Possible Follow-Up Questions
How does bagging in Random Forests help reduce overfitting?
Bagging (bootstrap aggregating) helps reduce overfitting by training each tree on a slightly different subset of data sampled with replacement. This naturally injects variability in the training sets, so each tree learns different patterns. When their predictions are aggregated, random fluctuations or overfitting tendencies of individual trees are smoothed out, yielding lower variance overall. The effect is further enhanced by randomly selecting a subset of features at each split.
Why do we randomly choose a subset of features for each split in a Random Forest?
If every tree considered all features for splitting, a few strongly predictive features might dominate the splits across all trees, causing them to become more correlated. This defeats the purpose of using an ensemble, as correlated models tend to make similar mistakes. By restricting each split to a random subset of features, we encourage the trees to learn diverse patterns, which increases the overall ensemble’s robustness.
How do Random Forests provide an estimate of feature importance?
During training, each node split reduces the impurity (e.g., Gini or entropy for classification) or variance (for regression). We can sum up all the impurity reductions attributed to a feature across all trees and normalize this sum to get a measure of how important each feature has been in partitioning the data. This measure can be averaged and scaled to compare features directly. Another approach is permutation-based importance, which involves randomly permuting the values of a feature and assessing how much the model’s accuracy degrades.
What is out-of-bag (OOB) error and how is it used?

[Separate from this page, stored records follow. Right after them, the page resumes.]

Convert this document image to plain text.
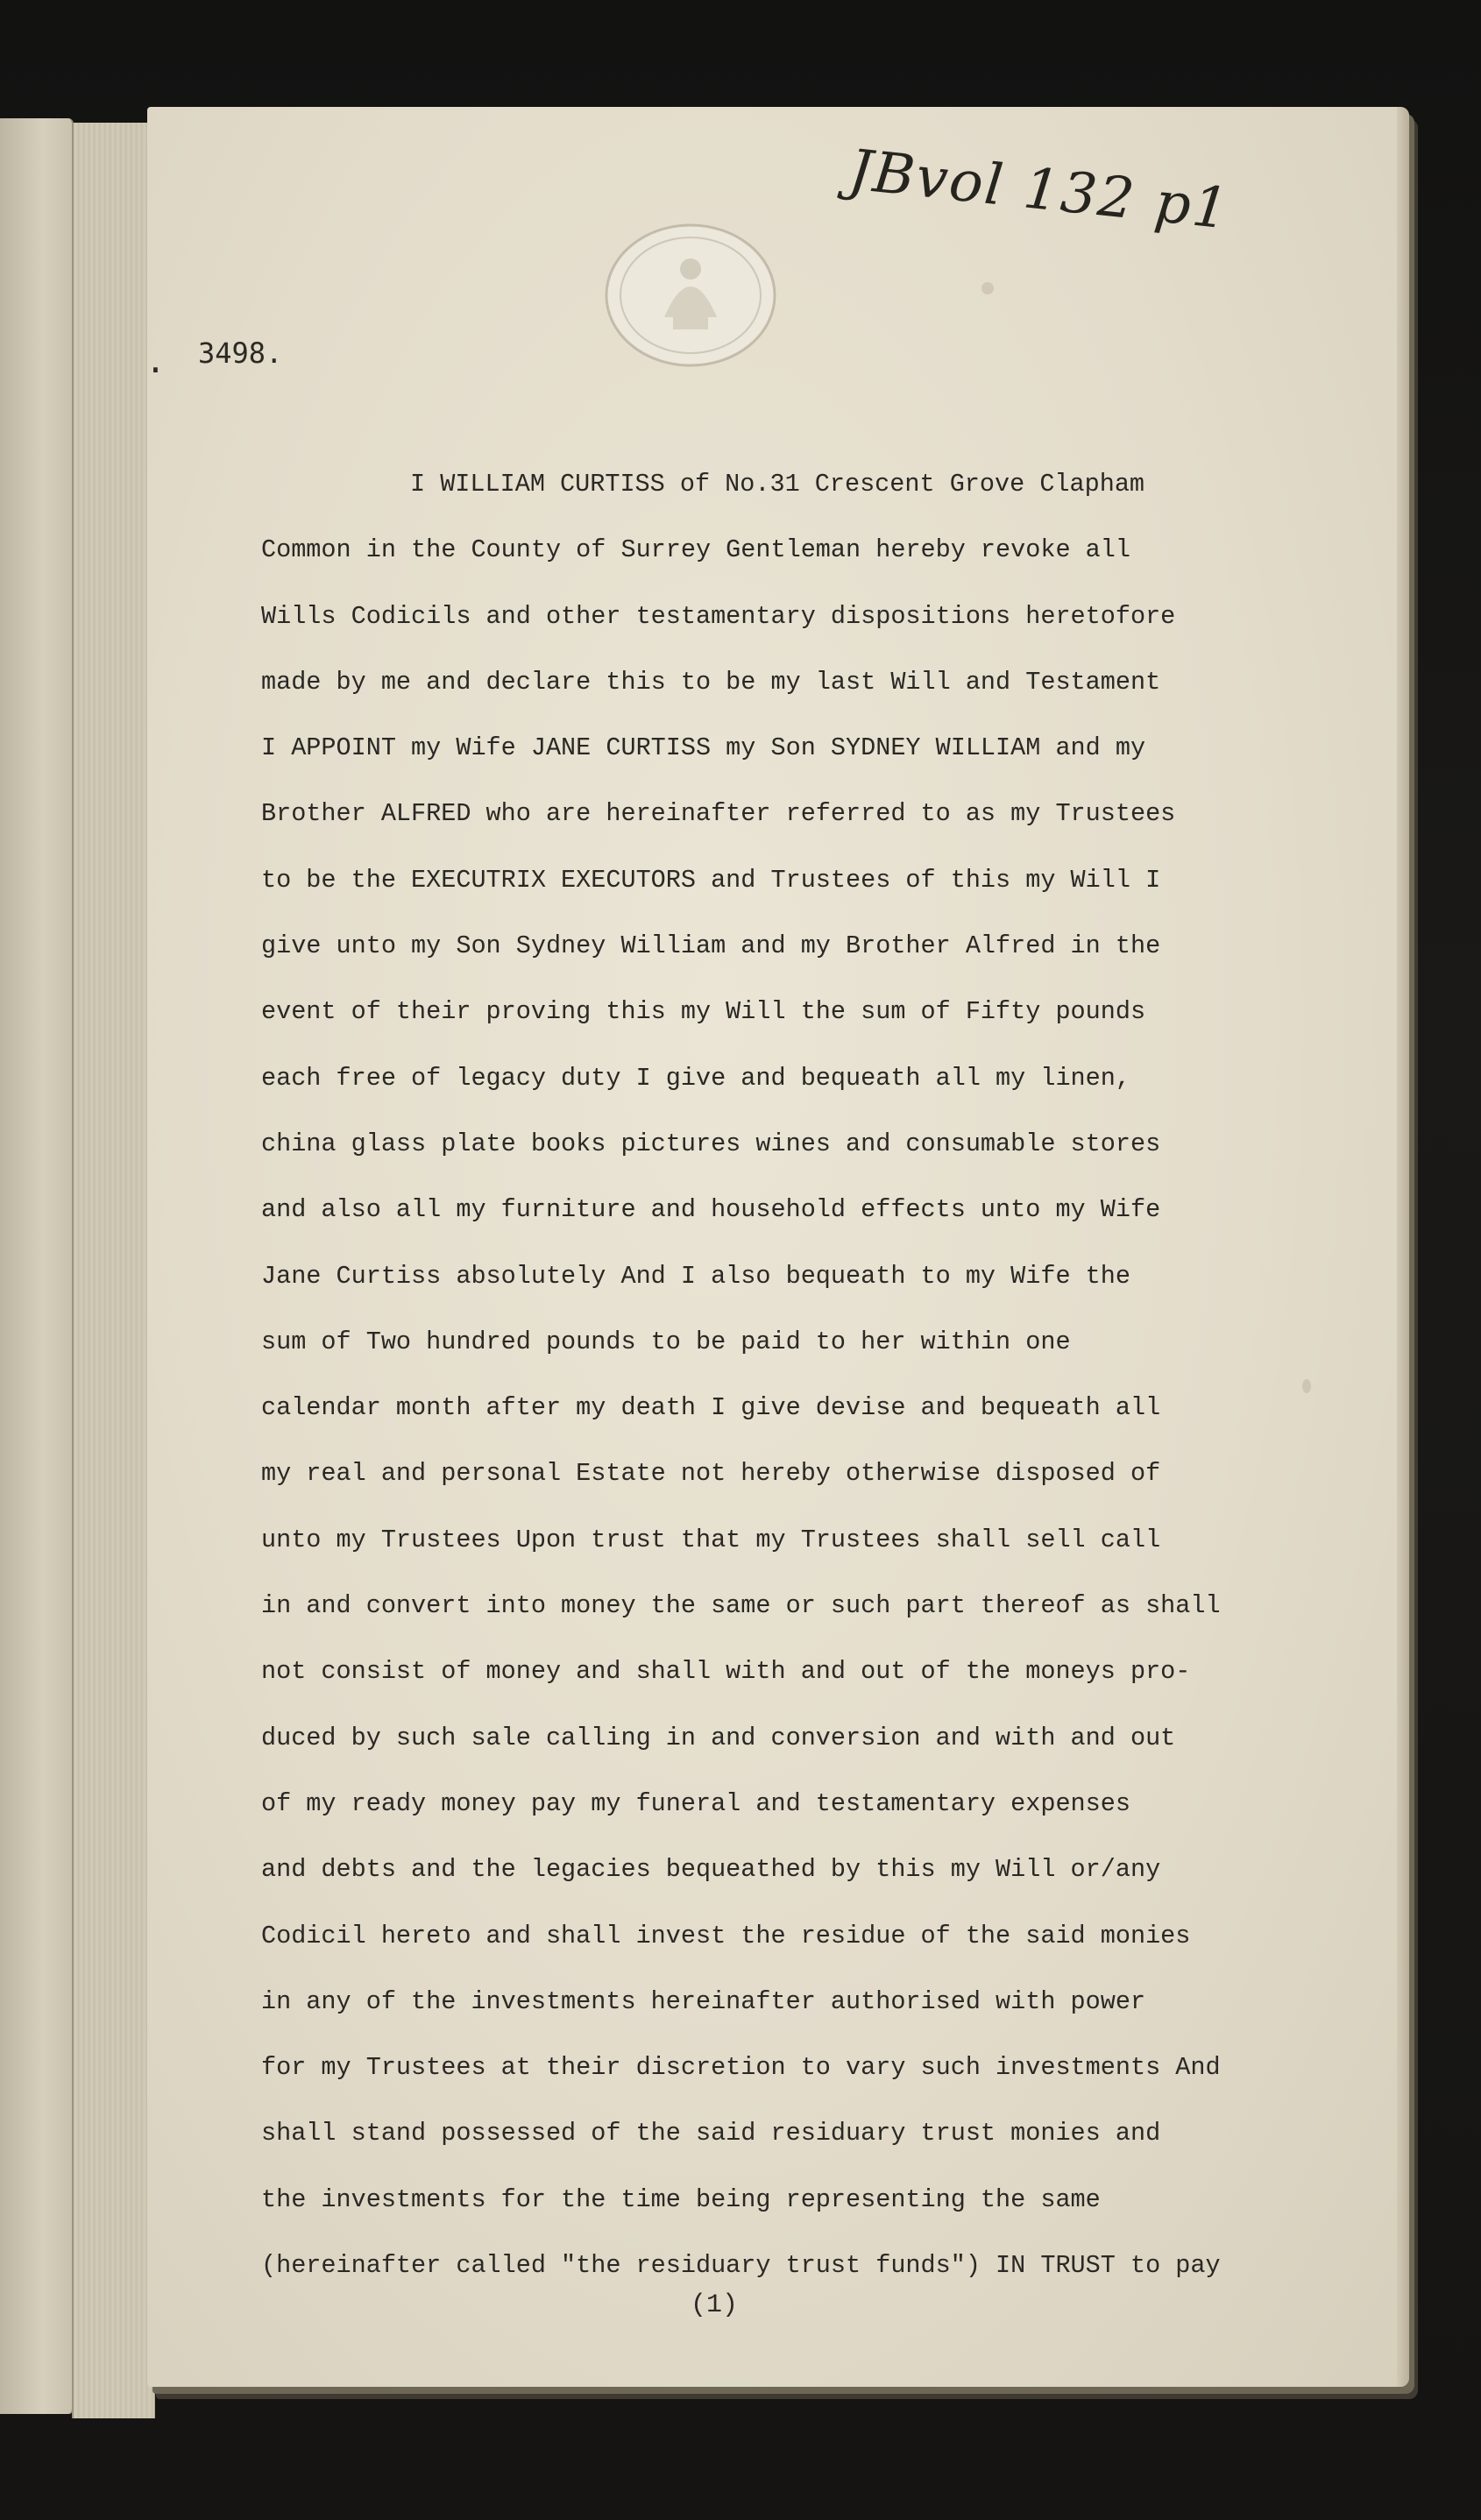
JBvol 132 p1
. 3498.
I WILLIAM CURTISS of No.31 Crescent Grove Clapham
Common in the County of Surrey Gentleman hereby revoke all
Wills Codicils and other testamentary dispositions heretofore
made by me and declare this to be my last Will and Testament
I APPOINT my Wife JANE CURTISS my Son SYDNEY WILLIAM and my
Brother ALFRED who are hereinafter referred to as my Trustees
to be the EXECUTRIX EXECUTORS and Trustees of this my Will I
give unto my Son Sydney William and my Brother Alfred in the
event of their proving this my Will the sum of Fifty pounds
each free of legacy duty I give and bequeath all my linen,
china glass plate books pictures wines and consumable stores
and also all my furniture and household effects unto my Wife
Jane Curtiss absolutely And I also bequeath to my Wife the
sum of Two hundred pounds to be paid to her within one
calendar month after my death I give devise and bequeath all
my real and personal Estate not hereby otherwise disposed of
unto my Trustees Upon trust that my Trustees shall sell call
in and convert into money the same or such part thereof as shall
not consist of money and shall with and out of the moneys pro-
duced by such sale calling in and conversion and with and out
of my ready money pay my funeral and testamentary expenses
and debts and the legacies bequeathed by this my Will or/any
Codicil hereto and shall invest the residue of the said monies
in any of the investments hereinafter authorised with power
for my Trustees at their discretion to vary such investments And
shall stand possessed of the said residuary trust monies and
the investments for the time being representing the same
(hereinafter called "the residuary trust funds") IN TRUST to pay
(1)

In bagging, each tree is trained on a bootstrap sample, typically the same size as the original dataset but with replacement. On average, each bootstrap sample will contain approximately 63% unique instances from the original data, leaving around 37% of instances (the “out-of-bag” samples) not selected. Each tree can be evaluated on its OOB samples, providing an unbiased estimate of its performance without needing a separate validation set. By aggregating the performance across all OOB samples and trees, we get the overall OOB error estimate for the Random Forest.
Can Random Forests handle high-dimensional data?
Random Forests often perform well in high-dimensional scenarios because the random feature selection at each split mitigates the risk of focusing on a small set of dominant features. However, for extremely high-dimensional problems with limited data, performance can still degrade if there are many noisy features. Techniques like feature selection or dimensionality reduction can still be beneficial.
Does increasing the number of trees in a Random Forest always improve performance?
Adding more trees generally reduces the variance in predictions, up to a certain point. However, after a large enough ensemble has been constructed, the performance gains from adding more trees tend to plateau. Furthermore, computational cost grows with more trees, so in practice, there’s a trade-off between performance, training time, and inference time.
In what scenarios might a single Decision Tree be preferable over a Random Forest?
A single Decision Tree is much faster to train and is easier to interpret. In scenarios where model interpretability in a strictly hierarchical splitting sense is paramount and the dataset is relatively small or simple, a single tree might suffice. However, if performance and generalization are priorities, a Random Forest usually outperforms a single tree.